U.S. appeals court rejects states' challenge over climate rules
WASHINGTON (Reuters) - A federal appeals court on Friday rejected a legal challenge by Texas and Wyoming to the U.S. Environmental Protection Agency's efforts to curb greenhouse gas emissions.
A three-judge panel of the U.S. Court of Appeals for the District of Columbia Circuit, in a 2-1 vote, said the states and various industry groups did not have standing to sue because they could not show that they had suffered an injury or that a ruling throwing out the EPA plan would benefit them.
The decision comes after the same court upheld the EPA's first wave of greenhouse gas regulations in 2012, and is another win for the EPA, which has a strong track record in the courts in challenges to its rules, particularly those targeting greenhouse gas emissions.
"The states and industry groups trying to block EPA from curbing carbon pollution under the Clean Air Act are on a long losing streak," said David Doniger, climate policy director for the Natural Resources Defense Council.
Friday's decision concerned a challenge to the EPA's efforts to make states include carbon dioxide and other greenhouse gases when they issue permits to industrial facilities setting limits on various types of pollution they emit.
Under the Clean Air Act, states have a cooperative relationship with the EPA in regulating air pollution.
Texas and Wyoming objected in part to the tight deadlines the EPA imposed on them for coming up with new regulations to include greenhouse gases. The agency said in December 2010 that it would have to intervene, effectively taking over the issuing of greenhouse gas permits in the affected states, because the states had failed to act.
Texas in particular regularly fights the EPA over regulatory actions. Greg Abbott, the Republican attorney general now running for governor, has been an outspoken critic of the Obama administration and the EPA.
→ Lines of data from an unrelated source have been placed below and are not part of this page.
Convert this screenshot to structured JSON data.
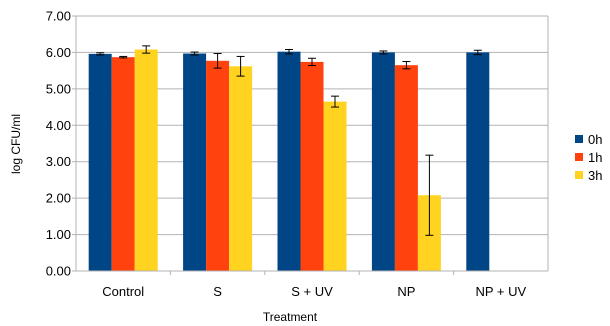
{
  "chart_data": {
    "type": "bar",
    "title": "",
    "xlabel": "Treatment",
    "ylabel": "log CFU/ml",
    "categories": [
      "Control",
      "S",
      "S + UV",
      "NP",
      "NP + UV"
    ],
    "ylim": [
      0,
      7
    ],
    "yticks": [
      "0.00",
      "1.00",
      "2.00",
      "3.00",
      "4.00",
      "5.00",
      "6.00",
      "7.00"
    ],
    "grid": true,
    "legend_position": "right",
    "series": [
      {
        "name": "0h",
        "color": "#004586",
        "values": [
          5.96,
          5.97,
          6.02,
          6.0,
          6.0
        ],
        "errors": [
          0.03,
          0.04,
          0.06,
          0.04,
          0.06
        ]
      },
      {
        "name": "1h",
        "color": "#ff420e",
        "values": [
          5.87,
          5.77,
          5.74,
          5.65,
          0.0
        ],
        "errors": [
          0.02,
          0.2,
          0.1,
          0.1,
          0.0
        ]
      },
      {
        "name": "3h",
        "color": "#ffd320",
        "values": [
          6.08,
          5.62,
          4.65,
          2.08,
          0.0
        ],
        "errors": [
          0.1,
          0.27,
          0.15,
          1.1,
          0.0
        ]
      }
    ]
  }
}
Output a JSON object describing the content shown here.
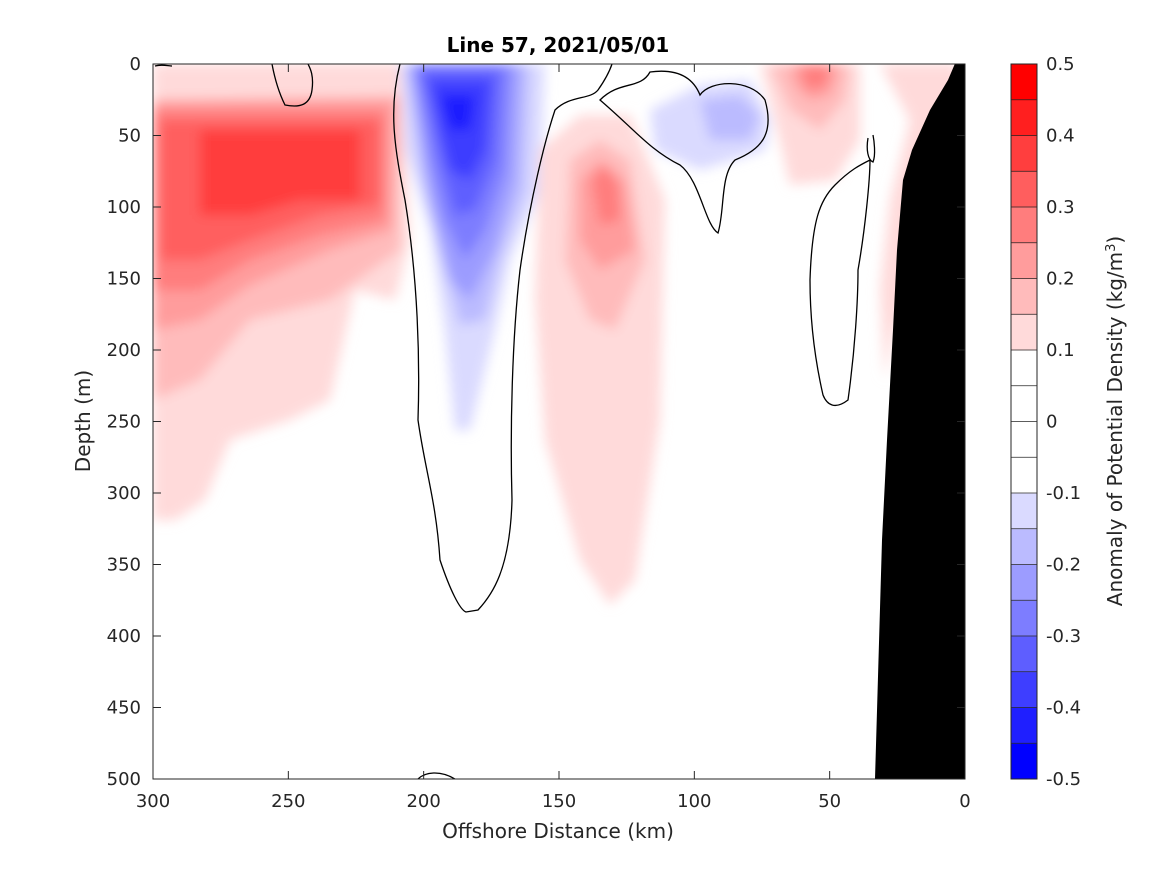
{
  "chart_data": {
    "type": "heatmap",
    "subtype": "filled-contour section",
    "title": "Line 57, 2021/05/01",
    "xlabel": "Offshore Distance (km)",
    "ylabel": "Depth (m)",
    "xlim": [
      300,
      0
    ],
    "x_reversed": true,
    "ylim": [
      0,
      500
    ],
    "y_reversed": true,
    "x_ticks": [
      "300",
      "250",
      "200",
      "150",
      "100",
      "50",
      "0"
    ],
    "y_ticks": [
      "0",
      "50",
      "100",
      "150",
      "200",
      "250",
      "300",
      "350",
      "400",
      "450",
      "500"
    ],
    "colorbar": {
      "label": "Anomaly of Potential Density (kg/m",
      "label_sup": "3",
      "label_end": ")",
      "range": [
        -0.5,
        0.5
      ],
      "ticks": [
        "0.5",
        "0.4",
        "0.3",
        "0.2",
        "0.1",
        "0",
        "-0.1",
        "-0.2",
        "-0.3",
        "-0.4",
        "-0.5"
      ],
      "step": 0.05,
      "colors": [
        "#0000ff",
        "#1f1fff",
        "#3e3eff",
        "#5e5eff",
        "#7d7dff",
        "#9c9cff",
        "#bbbbff",
        "#dadaff",
        "#ffffff",
        "#ffffff",
        "#ffffff",
        "#ffffff",
        "#ffdada",
        "#ffbbbb",
        "#ff9c9c",
        "#ff7d7d",
        "#ff5e5e",
        "#ff3e3e",
        "#ff1f1f",
        "#ff0000"
      ]
    },
    "features": [
      {
        "name": "positive anomaly core offshore",
        "x_km": 268,
        "depth_m": 65,
        "max_value": 0.35
      },
      {
        "name": "negative anomaly core",
        "x_km": 187,
        "depth_m": 30,
        "min_value": -0.45
      },
      {
        "name": "positive anomaly subsurface",
        "x_km": 133,
        "depth_m": 95,
        "max_value": 0.2
      },
      {
        "name": "weak negative anomaly",
        "x_km": 87,
        "depth_m": 38,
        "min_value": -0.2
      },
      {
        "name": "positive anomaly near surface",
        "x_km": 55,
        "depth_m": 15,
        "max_value": 0.25
      }
    ],
    "bathymetry": "black filled seafloor near 0-33 km",
    "grid": false
  }
}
In Friday's decision, Judge Judith Rogers said the states had failed to show how voiding the rules in question would "redress their purported injuries."
Without the states updating their permitting programs, "construction of a major emitting facility could not proceed," Rogers said, adding that the Clean Air Act is clear that states have to issue permits "for each pollutant subject to regulation under the act."
STATES COULD DRAG HEELS
The Texas Commission on Environmental Quality called the ruling "disappointing" and said it will consider future action.
"The EPA has effectively re-written the Clean Air Act to impose its new standards, imposed severely restrictive timelines on the states to implement its new requirements, and then twisted the Act to immediately impose its agenda on Texas," TCEQ Chairman Bryan Shaw said in an emailed statement.
In a landmark 2007 ruling, the Supreme Court said carbon dioxide was a pollutant that could be regulated under the Clean Air Act.
Judge Brett Kavanaugh wrote a dissenting opinion to the latest case, saying states should have been able to use their old regulatory schemes, which do not take into account greenhouse gases, until they had time to update them.
In other notable rulings in recent years, the Supreme Court has upheld the EPA's authority to use the Clean Air Act to regulate greenhouse gas emissions in two high-profile cases, while the D.C. Circuit has turned away at least four challenges.
Frank O'Donnell, president of the non-profit group Clean Air Watch, said Friday's ruling strengthens the hand of the EPA as it starts to implement President Barack Obama's climate action plan. Obama in June directed the agency to write rules to curb carbon emissions from the country's fleet of existing power plants.
But O'Donnell said Texas and other states opposed to federal environmental regulations are likely to drag their heels when forced to comply with EPA timelines.
"I predict they will be late filing their plans, due in 2016 under the scenario the president set forth, and will dare the federal government to intervene," O'Donnell said.
Texas has sued the EPA many times, most recently in a bid to challenge a practice in which environmental groups sue the agency to force it to issue or speed up regulations.